Naar voorlopig oordeel van de president biedt de Wet in een situatie als de onderhavige geen ruimte om, onder verwijzing naar artikel 5 van de Wet, dan niettemin tot verlenging van de toelating van de in geding zijnde bestrijdingsmiddelen over te gaan. Dienaangaande
overweegt de president als volgt.
Het specifieke karakter van het instituut van de procedurele verlenging geeft naar zijn aard slechts een termijn met het oog op het verkrijgen van inzicht in de vraag of nog steeds aan
de voorwaarden voor toelating wordt voldaan.
Dit karakter valt af te leiden uit het bepaalde bij artikel 5, eerste lid, derde volzin, van de Wet, waaruit blijkt dat de toelating kan worden verlengd voor de periode, die met de
beoordeling van de aanvraag tot verlenging is gemoeid.
De uitkomst van die beoordeling is, blijkens het bepaalde bij artikel 5, eerste lid, tweede volzin, van de Wet beslissend voor het antwoord op de vraag of ten aanzien van de betrokken middelen nog steeds aan die voorwaarden voor toelating is voldaan.
Gelet op het eerstoverwogene valt dan niet in te zien dat er hier - nu verweerder zelf in de thans aangevallen besluiten tot de conclusie is gekomen dat met betrekking tot de onderhavige bestrijdingsmiddelen voor de hier relevante toepassingen niet ten volle aan het bepaalde bij en krachtens de artikelen 3 en 3a van de Wet is voldaan - een noodzaak tot verder onderzoek en dus tot verlenging zou bestaan.
De artikelen 4:7 en 4:8 van de Awb - ingeroepen door verweerder en Zeneca - kunnen hier, naar voorlopig oordeel van de president, de grondslag van de gegeven procedurele verlengingen niet vormen. Daartoe overweegt de president als volgt.
Uit de artikelen 3, 3a en 4 van de Wet en uit de op laatstgenoemd artikel gebaseerde Rtb 1995 volgt, naar het oordeel van de president, dat daarin limitatief is aangegeven hoe
verweerder aanvragen als hier aan de orde heeft te behandelen en, gelet op het bepaalde in artikel 10, eerste en vierde lid, van die regeling, op welke manier aanvragers zich, desgewenst, kunnen doen gelden, indien de overgelegde gegevens aanleiding zouden
kunnen zijn voor een besluit houdende gehele dan wel gedeeltelijke afwijzing van de aanvraag.

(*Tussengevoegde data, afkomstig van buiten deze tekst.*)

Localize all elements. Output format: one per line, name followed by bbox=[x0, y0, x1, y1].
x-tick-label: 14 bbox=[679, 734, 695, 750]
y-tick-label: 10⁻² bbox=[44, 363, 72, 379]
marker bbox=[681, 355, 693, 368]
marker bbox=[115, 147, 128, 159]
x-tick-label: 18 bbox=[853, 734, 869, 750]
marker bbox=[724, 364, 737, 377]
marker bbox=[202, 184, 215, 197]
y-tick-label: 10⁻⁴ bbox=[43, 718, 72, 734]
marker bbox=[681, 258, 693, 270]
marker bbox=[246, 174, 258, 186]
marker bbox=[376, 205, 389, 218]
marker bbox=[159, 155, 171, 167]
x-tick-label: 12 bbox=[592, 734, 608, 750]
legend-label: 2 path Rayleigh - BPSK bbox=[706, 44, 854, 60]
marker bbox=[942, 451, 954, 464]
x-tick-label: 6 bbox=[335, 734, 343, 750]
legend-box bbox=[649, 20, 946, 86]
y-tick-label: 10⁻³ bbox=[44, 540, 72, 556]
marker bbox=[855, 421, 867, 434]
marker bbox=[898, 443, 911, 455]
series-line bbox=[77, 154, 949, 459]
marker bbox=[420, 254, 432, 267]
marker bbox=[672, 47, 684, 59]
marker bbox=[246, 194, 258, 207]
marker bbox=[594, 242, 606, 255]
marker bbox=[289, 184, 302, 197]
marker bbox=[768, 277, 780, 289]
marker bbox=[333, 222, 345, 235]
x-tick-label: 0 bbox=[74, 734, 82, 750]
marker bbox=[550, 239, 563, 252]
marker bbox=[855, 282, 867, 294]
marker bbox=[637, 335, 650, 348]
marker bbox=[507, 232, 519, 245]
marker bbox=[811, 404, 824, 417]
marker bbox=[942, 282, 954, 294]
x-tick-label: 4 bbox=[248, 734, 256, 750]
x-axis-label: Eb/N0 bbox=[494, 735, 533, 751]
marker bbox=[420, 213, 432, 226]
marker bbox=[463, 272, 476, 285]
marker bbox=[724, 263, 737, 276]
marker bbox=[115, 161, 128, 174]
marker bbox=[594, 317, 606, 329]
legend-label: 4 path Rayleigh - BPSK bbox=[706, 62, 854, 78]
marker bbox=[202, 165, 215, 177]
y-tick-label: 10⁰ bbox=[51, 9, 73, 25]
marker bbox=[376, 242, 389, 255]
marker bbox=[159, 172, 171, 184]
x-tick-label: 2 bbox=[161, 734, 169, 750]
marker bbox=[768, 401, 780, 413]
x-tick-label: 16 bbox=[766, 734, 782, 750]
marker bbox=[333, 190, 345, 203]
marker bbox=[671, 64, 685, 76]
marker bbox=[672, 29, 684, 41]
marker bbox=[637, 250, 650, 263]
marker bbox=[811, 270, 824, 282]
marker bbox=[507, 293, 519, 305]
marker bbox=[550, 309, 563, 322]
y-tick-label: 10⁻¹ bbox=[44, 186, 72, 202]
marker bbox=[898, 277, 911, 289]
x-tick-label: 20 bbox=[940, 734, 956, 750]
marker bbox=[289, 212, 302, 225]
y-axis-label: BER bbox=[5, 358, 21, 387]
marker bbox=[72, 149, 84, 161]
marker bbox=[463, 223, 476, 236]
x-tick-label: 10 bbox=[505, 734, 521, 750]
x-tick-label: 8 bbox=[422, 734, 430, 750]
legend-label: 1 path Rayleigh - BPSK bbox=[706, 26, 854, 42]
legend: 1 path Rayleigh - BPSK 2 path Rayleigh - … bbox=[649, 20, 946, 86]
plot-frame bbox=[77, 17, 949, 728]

De president is van oordeel dat een verwijzing naar de artikelen 4:7 en 4:8 van de Awb - al aangenomen dat deze artikelen hier in zich zelve toepasselijk zouden zijn - niet door de
hier door de wetgever verkieslijk geachte systematiek kan heen breken.
Het voorgaande leidt de president tot de conclusie dat er geen wettelijke grondslag valt aan te wijzen waarop verlenging van de gewraakte toelatingen in een geval als het onderhavige
kan worden gebaseerd. Door toch tot verlenging van deze toelatingen over te gaan, terwijl verweerder tezelfdertijd concludeert dat de in geding zijnde bestrijdingsmiddelen niet voldoen aan bij en krachtens de artikelen 3 en 3a van de Wet gestelde criteria en
verweerder de aangevallen besluiten in zoverre zelf als definitief heeft gekenmerkt, heeft verweerder deze besluiten, naar voorlopig oordeel van de president, genomen in strijd met de Wet.
De president ziet hierin aanleiding voor het treffen van de gevraagde voorlopige voorziening, in die zin dat de besluiten van 31 oktober 2000, waarbij de toelatingen van de onderhavige bestrijdingsmiddelen tot 1 april 2001 zijn verlengd, worden geschorst, onder meer onder de bepaling dat deze middelen worden behandeld als waren de toelatingen niet verlengd.
Wat de spoedeisendheid betreft neemt de president in aanmerking dat, gelet op hetgeen partijen over en weer over het gebruik van de onderhavige bestrijdingsmiddelen tot de maand april hebben opgemerkt, in ieder geval aannemelijk is dat deze middelen ook tot
1 april in in aanmerking te nemen mate plegen te worden toegepast.
Gelet hierop, in aanmerking genomen de overwegingen van de president om bij uitspraak van 8 september 2000, nrs. 00/599 e.v., niettemin de verzoeken om voorlopige voorziening toen af te wijzen, zulks in samenhang bezien met de omstandigheid dat - met name in het
licht van hetgeen verweerder zelf omtrent het karakter van de aangevallen besluiten heeft aangevoerd en hetgeen Zeneca daar van haar kant thans tegenover heeft gesteld - een in beroep houdbare reparatie van deze besluiten niet waarschijnlijk is, heeft verzoekster bij het treffen van het - primair - gevraagde, te weten schorsing van deze besluiten, voldoende spoedeisend belang.